Ultimately, it will be for Parliament to decide (and judges to implement) the legislation.  With such a seismic shift, this will be no easy undertaking.  

Safeguards and Best Practices

To mitigate risks, it maybe necessary to introduce the following:

  • Mandatory identity verification using biometrics.
  • Secure storage platforms with encryption and audit trails.
  • Optional registration system for authoritative versions.
  • Professional oversight - solicitors should remain involved in complex estates.
  • Clear protocols for remote witnessing, including recording sessions and confirming who is present.

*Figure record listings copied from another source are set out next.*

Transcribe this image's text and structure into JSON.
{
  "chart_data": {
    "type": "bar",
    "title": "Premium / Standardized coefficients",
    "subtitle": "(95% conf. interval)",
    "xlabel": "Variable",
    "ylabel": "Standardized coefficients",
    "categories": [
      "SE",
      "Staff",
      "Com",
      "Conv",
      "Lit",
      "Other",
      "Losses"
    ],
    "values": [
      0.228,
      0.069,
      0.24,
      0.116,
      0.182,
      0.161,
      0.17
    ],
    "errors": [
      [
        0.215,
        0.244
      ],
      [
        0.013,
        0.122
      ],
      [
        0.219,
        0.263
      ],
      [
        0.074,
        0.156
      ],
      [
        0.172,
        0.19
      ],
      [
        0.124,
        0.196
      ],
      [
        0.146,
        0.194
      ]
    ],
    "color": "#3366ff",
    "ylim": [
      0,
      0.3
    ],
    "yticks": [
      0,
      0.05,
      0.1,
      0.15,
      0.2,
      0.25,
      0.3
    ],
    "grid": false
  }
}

These measures could reduce fraud and evidential uncertainty, but they require robust regulation and industry training. 

Conclusion

Digital wills represent a necessary evolution in testamentary law, reflecting societal reliance on technology and lessons from the pandemic. They promise accessibility, convenience, and potential security benefits. However, from a contentious probate perspective, they introduce significant challenges: cybersecurity risks, evidential complexity, and heightened potential for undue influence.  If implemented under the Law Commission’s recommendations, practitioners must adapt quickly - developing IT literacy, revising risk management strategies, and preparing for a new era of probate litigation. Ultimately, whether digital wills reduce or increase disputes will depend on the robustness of safeguards and the willingness of courts and practitioners to embrace technological change without compromising the protection of vulnerable testators.